Die Mundwinkel des Agenten zucken. Er wechselt ein paar Worte mit dem Nez Percé in dessen Sprache, und der Indianer geht in seltsam watschelnder Gangart hinaus.

»Ich verstehe das nicht«, sagt Dennis Gardiner kopfschüttelnd und schlägt einen völlig veränderten Tonfall an. »Vor zwei Tagen habe ich Ihnen einen Mann entgegengeschickt, ein Halbblut namens Chuck Jones. Es ist mir unerklärlich, wie er Sie verfehlt haben sollte.« — Er lässt eine Pause eintreten, greift dann nach einem Kästchen und sagt gönnerhaft: »Aber setzen Sie sich doch, Gentlemen! Sie sehen ziemlich mitgenommen aus. Zigarre?«

Nur Norman Dee bedient sich aus dem angebotenen Kistchen.

Dan lässt sich auf die Bank an der Wand sinken und streckt steif die Beine von sich.

»Was mit Ihrem Halbblut los ist, müssen Sie selbst entscheiden, Gardiner«, sagt er müde. »Bei der Herde hat der Mann sich jedenfalls nicht blicken lassen. Dafür fanden wir dreißig Meilen von hier einen verbrannten Wagen und eine Armeepatrouille, die gerade dabei war, drei skalpierte Männer zu begraben.«

Der Agent reckt den Kopf vor und legt ihn gleichzeitig etwas auf die Seite.

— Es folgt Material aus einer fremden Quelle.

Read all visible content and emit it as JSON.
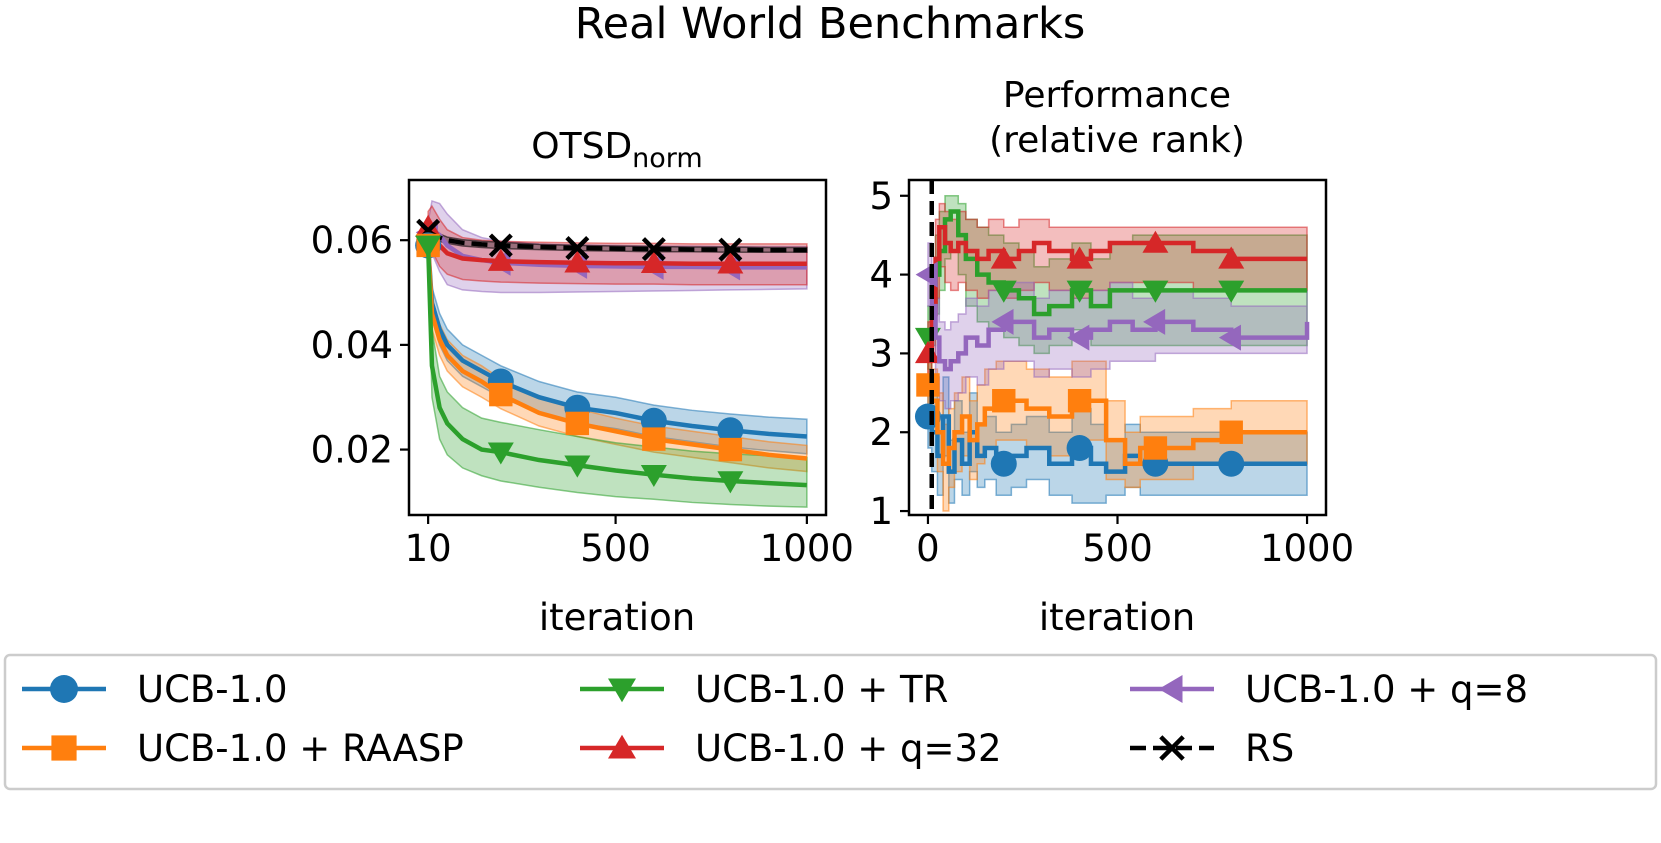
{
  "title": "Real World Benchmarks",
  "colors": {
    "ucb": "#1f77b4",
    "raasp": "#ff7f0e",
    "tr": "#2ca02c",
    "q32": "#d62728",
    "q8": "#9467bd",
    "rs": "#000000"
  },
  "legend": {
    "items": [
      {
        "key": "ucb",
        "label": "UCB-1.0",
        "marker": "circle",
        "dashed": false
      },
      {
        "key": "tr",
        "label": "UCB-1.0 + TR",
        "marker": "triangle-down",
        "dashed": false
      },
      {
        "key": "q8",
        "label": "UCB-1.0 + q=8",
        "marker": "triangle-left",
        "dashed": false
      },
      {
        "key": "raasp",
        "label": "UCB-1.0 + RAASP",
        "marker": "square",
        "dashed": false
      },
      {
        "key": "q32",
        "label": "UCB-1.0 + q=32",
        "marker": "triangle-up",
        "dashed": false
      },
      {
        "key": "rs",
        "label": "RS",
        "marker": "x",
        "dashed": true
      }
    ]
  },
  "chart_data": [
    {
      "type": "line",
      "title": "OTSD",
      "title_sub": "norm",
      "xlabel": "iteration",
      "ylabel": "",
      "xlim": [
        -40,
        1050
      ],
      "ylim": [
        0.0075,
        0.0715
      ],
      "xticks": [
        10,
        500,
        1000
      ],
      "xtick_labels": [
        "10",
        "500",
        "1000"
      ],
      "yticks": [
        0.02,
        0.04,
        0.06
      ],
      "ytick_labels": [
        "0.02",
        "0.04",
        "0.06"
      ],
      "marker_x": [
        10,
        200,
        400,
        600,
        800
      ],
      "series": [
        {
          "key": "ucb",
          "name": "UCB-1.0",
          "x": [
            10,
            20,
            40,
            60,
            100,
            150,
            200,
            300,
            400,
            500,
            600,
            700,
            800,
            900,
            1000
          ],
          "y": [
            0.059,
            0.048,
            0.043,
            0.04,
            0.037,
            0.035,
            0.033,
            0.03,
            0.028,
            0.027,
            0.0255,
            0.0245,
            0.0237,
            0.023,
            0.0225
          ],
          "lo": [
            0.059,
            0.045,
            0.04,
            0.037,
            0.034,
            0.032,
            0.03,
            0.027,
            0.025,
            0.024,
            0.0225,
            0.0215,
            0.0205,
            0.0198,
            0.0192
          ],
          "hi": [
            0.059,
            0.051,
            0.046,
            0.043,
            0.04,
            0.038,
            0.036,
            0.033,
            0.031,
            0.03,
            0.0285,
            0.0275,
            0.0268,
            0.0262,
            0.0258
          ]
        },
        {
          "key": "raasp",
          "name": "UCB-1.0 + RAASP",
          "x": [
            10,
            20,
            40,
            60,
            100,
            150,
            200,
            300,
            400,
            500,
            600,
            700,
            800,
            900,
            1000
          ],
          "y": [
            0.059,
            0.046,
            0.041,
            0.038,
            0.035,
            0.033,
            0.0305,
            0.027,
            0.025,
            0.0235,
            0.022,
            0.021,
            0.02,
            0.019,
            0.0183
          ],
          "lo": [
            0.059,
            0.043,
            0.038,
            0.035,
            0.032,
            0.03,
            0.0278,
            0.0245,
            0.0225,
            0.021,
            0.0195,
            0.0185,
            0.0175,
            0.0165,
            0.0158
          ],
          "hi": [
            0.059,
            0.049,
            0.044,
            0.041,
            0.038,
            0.036,
            0.0335,
            0.0298,
            0.0278,
            0.026,
            0.0245,
            0.0235,
            0.0225,
            0.0215,
            0.0208
          ]
        },
        {
          "key": "tr",
          "name": "UCB-1.0 + TR",
          "x": [
            10,
            20,
            40,
            60,
            100,
            150,
            200,
            300,
            400,
            500,
            600,
            700,
            800,
            900,
            1000
          ],
          "y": [
            0.059,
            0.036,
            0.028,
            0.025,
            0.022,
            0.02,
            0.0195,
            0.018,
            0.017,
            0.016,
            0.0152,
            0.0145,
            0.014,
            0.0136,
            0.0132
          ],
          "lo": [
            0.059,
            0.03,
            0.022,
            0.019,
            0.0165,
            0.015,
            0.014,
            0.0128,
            0.0118,
            0.011,
            0.0105,
            0.0099,
            0.0095,
            0.0092,
            0.009
          ],
          "hi": [
            0.059,
            0.043,
            0.034,
            0.031,
            0.028,
            0.026,
            0.0252,
            0.0238,
            0.0225,
            0.0213,
            0.0205,
            0.0197,
            0.0192,
            0.0188,
            0.0185
          ]
        },
        {
          "key": "q32",
          "name": "UCB-1.0 + q=32",
          "x": [
            10,
            20,
            40,
            60,
            100,
            150,
            200,
            300,
            400,
            500,
            600,
            700,
            800,
            900,
            1000
          ],
          "y": [
            0.0625,
            0.061,
            0.059,
            0.0575,
            0.0565,
            0.0562,
            0.056,
            0.0558,
            0.0557,
            0.0556,
            0.0556,
            0.0555,
            0.0555,
            0.0555,
            0.0555
          ],
          "lo": [
            0.0605,
            0.058,
            0.055,
            0.0535,
            0.0525,
            0.0522,
            0.052,
            0.0518,
            0.0517,
            0.0516,
            0.0516,
            0.0515,
            0.0515,
            0.0515,
            0.0515
          ],
          "hi": [
            0.0655,
            0.0665,
            0.064,
            0.062,
            0.0605,
            0.06,
            0.0598,
            0.0596,
            0.0595,
            0.0594,
            0.0594,
            0.0593,
            0.0593,
            0.0593,
            0.0593
          ]
        },
        {
          "key": "q8",
          "name": "UCB-1.0 + q=8",
          "x": [
            10,
            20,
            40,
            60,
            100,
            150,
            200,
            300,
            400,
            500,
            600,
            700,
            800,
            900,
            1000
          ],
          "y": [
            0.0615,
            0.062,
            0.061,
            0.059,
            0.057,
            0.0562,
            0.0557,
            0.0553,
            0.0551,
            0.055,
            0.0549,
            0.0549,
            0.0548,
            0.0548,
            0.0548
          ],
          "lo": [
            0.0595,
            0.0575,
            0.054,
            0.0515,
            0.0505,
            0.0502,
            0.05,
            0.05,
            0.0501,
            0.0502,
            0.0503,
            0.0504,
            0.0505,
            0.0506,
            0.0507
          ],
          "hi": [
            0.0635,
            0.0675,
            0.067,
            0.065,
            0.062,
            0.0605,
            0.0598,
            0.0593,
            0.0591,
            0.059,
            0.0589,
            0.0589,
            0.0588,
            0.0588,
            0.0588
          ]
        },
        {
          "key": "rs",
          "name": "RS",
          "x": [
            10,
            20,
            40,
            60,
            100,
            150,
            200,
            300,
            400,
            500,
            600,
            700,
            800,
            900,
            1000
          ],
          "y": [
            0.0618,
            0.0612,
            0.0605,
            0.06,
            0.0595,
            0.0592,
            0.059,
            0.0587,
            0.0585,
            0.0584,
            0.0583,
            0.0582,
            0.0582,
            0.0581,
            0.0581
          ],
          "lo": [
            0.061,
            0.0605,
            0.0598,
            0.0594,
            0.0589,
            0.0586,
            0.0584,
            0.0582,
            0.058,
            0.0579,
            0.0578,
            0.0578,
            0.0577,
            0.0577,
            0.0577
          ],
          "hi": [
            0.0626,
            0.0619,
            0.0612,
            0.0606,
            0.0601,
            0.0598,
            0.0596,
            0.0592,
            0.059,
            0.0589,
            0.0588,
            0.0587,
            0.0587,
            0.0586,
            0.0586
          ]
        }
      ]
    },
    {
      "type": "line",
      "title_lines": [
        "Performance",
        "(relative rank)"
      ],
      "xlabel": "iteration",
      "ylabel": "",
      "xlim": [
        -50,
        1050
      ],
      "ylim": [
        0.95,
        5.2
      ],
      "xticks": [
        0,
        500,
        1000
      ],
      "xtick_labels": [
        "0",
        "500",
        "1000"
      ],
      "yticks": [
        1,
        2,
        3,
        4,
        5
      ],
      "ytick_labels": [
        "1",
        "2",
        "3",
        "4",
        "5"
      ],
      "vline_x": 10,
      "marker_x": [
        0,
        200,
        400,
        600,
        800
      ],
      "series": [
        {
          "key": "ucb",
          "name": "UCB-1.0",
          "x": [
            0,
            10,
            25,
            40,
            55,
            70,
            90,
            110,
            130,
            150,
            180,
            220,
            260,
            320,
            380,
            430,
            470,
            520,
            560,
            600,
            700,
            800,
            1000
          ],
          "y": [
            2.2,
            2.0,
            1.7,
            2.2,
            1.5,
            1.9,
            1.6,
            2.0,
            1.7,
            1.8,
            1.6,
            1.7,
            1.8,
            1.6,
            1.8,
            1.6,
            1.5,
            1.7,
            1.6,
            1.6,
            1.6,
            1.6,
            1.6
          ],
          "lo": [
            1.8,
            1.5,
            1.2,
            1.7,
            1.1,
            1.4,
            1.2,
            1.5,
            1.3,
            1.4,
            1.2,
            1.3,
            1.4,
            1.2,
            1.1,
            1.1,
            1.2,
            1.3,
            1.2,
            1.2,
            1.2,
            1.2,
            1.2
          ],
          "hi": [
            2.6,
            2.5,
            2.2,
            2.7,
            1.9,
            2.4,
            2.0,
            2.5,
            2.1,
            2.2,
            2.0,
            2.1,
            2.2,
            2.0,
            2.3,
            2.1,
            1.9,
            2.1,
            2.0,
            2.0,
            2.0,
            2.0,
            2.0
          ]
        },
        {
          "key": "raasp",
          "name": "UCB-1.0 + RAASP",
          "x": [
            0,
            10,
            25,
            40,
            55,
            70,
            90,
            110,
            130,
            150,
            180,
            220,
            260,
            320,
            380,
            430,
            470,
            520,
            560,
            600,
            700,
            800,
            1000
          ],
          "y": [
            2.6,
            2.4,
            2.0,
            1.6,
            1.8,
            2.0,
            2.2,
            1.9,
            2.1,
            2.3,
            2.4,
            2.4,
            2.3,
            2.2,
            2.4,
            2.4,
            1.9,
            1.6,
            1.8,
            1.8,
            1.9,
            2.0,
            2.0
          ],
          "lo": [
            2.2,
            2.0,
            1.5,
            1.0,
            1.3,
            1.5,
            1.7,
            1.4,
            1.6,
            1.8,
            1.9,
            1.9,
            1.8,
            1.7,
            1.9,
            1.9,
            1.4,
            1.3,
            1.4,
            1.4,
            1.6,
            1.6,
            1.6
          ],
          "hi": [
            3.0,
            2.8,
            2.5,
            2.1,
            2.3,
            2.5,
            2.7,
            2.4,
            2.6,
            2.8,
            2.9,
            2.9,
            2.8,
            2.7,
            2.9,
            2.9,
            2.4,
            2.0,
            2.2,
            2.2,
            2.3,
            2.4,
            2.4
          ]
        },
        {
          "key": "tr",
          "name": "UCB-1.0 + TR",
          "x": [
            0,
            10,
            20,
            30,
            45,
            60,
            80,
            100,
            130,
            160,
            200,
            240,
            280,
            320,
            380,
            430,
            480,
            540,
            600,
            700,
            800,
            1000
          ],
          "y": [
            3.2,
            3.6,
            4.0,
            4.3,
            4.7,
            4.8,
            4.5,
            4.2,
            4.0,
            3.9,
            3.8,
            3.7,
            3.5,
            3.6,
            3.8,
            3.6,
            3.8,
            3.8,
            3.8,
            3.8,
            3.8,
            3.8
          ],
          "lo": [
            2.8,
            3.1,
            3.5,
            3.8,
            4.2,
            4.3,
            4.0,
            3.6,
            3.4,
            3.3,
            3.2,
            3.1,
            3.0,
            3.1,
            3.3,
            3.1,
            3.1,
            3.1,
            3.1,
            3.1,
            3.1,
            3.1
          ],
          "hi": [
            3.6,
            4.1,
            4.5,
            4.8,
            5.0,
            5.0,
            4.9,
            4.7,
            4.6,
            4.5,
            4.4,
            4.3,
            4.1,
            4.2,
            4.4,
            4.2,
            4.4,
            4.5,
            4.5,
            4.5,
            4.5,
            4.5
          ]
        },
        {
          "key": "q32",
          "name": "UCB-1.0 + q=32",
          "x": [
            0,
            10,
            20,
            30,
            45,
            60,
            80,
            100,
            130,
            160,
            200,
            240,
            280,
            320,
            380,
            430,
            480,
            540,
            600,
            700,
            800,
            1000
          ],
          "y": [
            3.0,
            3.5,
            4.2,
            4.6,
            4.4,
            4.3,
            4.4,
            4.3,
            4.2,
            4.3,
            4.2,
            4.3,
            4.4,
            4.3,
            4.2,
            4.3,
            4.4,
            4.4,
            4.4,
            4.3,
            4.2,
            4.2
          ],
          "lo": [
            2.6,
            3.0,
            3.7,
            4.1,
            3.9,
            3.8,
            3.9,
            3.8,
            3.7,
            3.8,
            3.7,
            3.8,
            3.9,
            3.8,
            3.7,
            3.8,
            3.9,
            3.9,
            3.9,
            3.8,
            3.8,
            3.8
          ],
          "hi": [
            3.4,
            4.0,
            4.7,
            4.9,
            4.8,
            4.7,
            4.8,
            4.7,
            4.6,
            4.7,
            4.6,
            4.7,
            4.7,
            4.6,
            4.6,
            4.6,
            4.6,
            4.6,
            4.6,
            4.6,
            4.6,
            4.6
          ]
        },
        {
          "key": "q8",
          "name": "UCB-1.0 + q=8",
          "x": [
            0,
            10,
            20,
            30,
            45,
            60,
            80,
            100,
            130,
            160,
            200,
            240,
            280,
            320,
            380,
            430,
            480,
            540,
            600,
            700,
            800,
            1000
          ],
          "y": [
            4.0,
            3.6,
            3.2,
            2.9,
            2.8,
            2.9,
            3.0,
            3.2,
            3.1,
            3.3,
            3.4,
            3.4,
            3.2,
            3.3,
            3.2,
            3.3,
            3.4,
            3.3,
            3.4,
            3.3,
            3.2,
            3.4
          ],
          "lo": [
            3.6,
            3.1,
            2.7,
            2.4,
            2.3,
            2.4,
            2.5,
            2.7,
            2.6,
            2.8,
            2.9,
            2.9,
            2.7,
            2.8,
            2.7,
            2.8,
            2.9,
            2.9,
            3.0,
            3.0,
            3.0,
            3.0
          ],
          "hi": [
            4.4,
            4.1,
            3.7,
            3.4,
            3.3,
            3.4,
            3.5,
            3.7,
            3.6,
            3.8,
            3.9,
            3.9,
            3.7,
            3.8,
            3.7,
            3.8,
            3.9,
            3.7,
            3.8,
            3.7,
            3.6,
            3.8
          ]
        }
      ]
    }
  ]
}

»Diese Schurken«, sagt er gepresst. »Da sind also doch wieder ein paar von ihnen aus der Reservation geschlüpft, um Unheil zu stiften. Wenn sie doch nur schon in der Hölle wären! Mit knapp zwei Dutzend Mann Indianerpolizei kann man jedenfalls nicht verhindern, dass sie sich immer wieder selbstständig machen und mit ihren wilden Vettern zusammentun.«

»Sie meinen also, dass Ihre Vertrags-Indianer den Überfall auf den Wagen begangen haben könnten?«

»Meinen?«, brummt der Agent sarkastisch. »Nein, ich bin sicher, dass wir diesen Überfall nur den jungen Kriegern von Schnelles Wasser zuzuschreiben haben. Der Häuptling hat einfach nicht mehr genügend Autorität, um sie an die Kette zu legen.«

»Ist denn die Lage so gespannt?«, erkundigt sich der Herdenboss.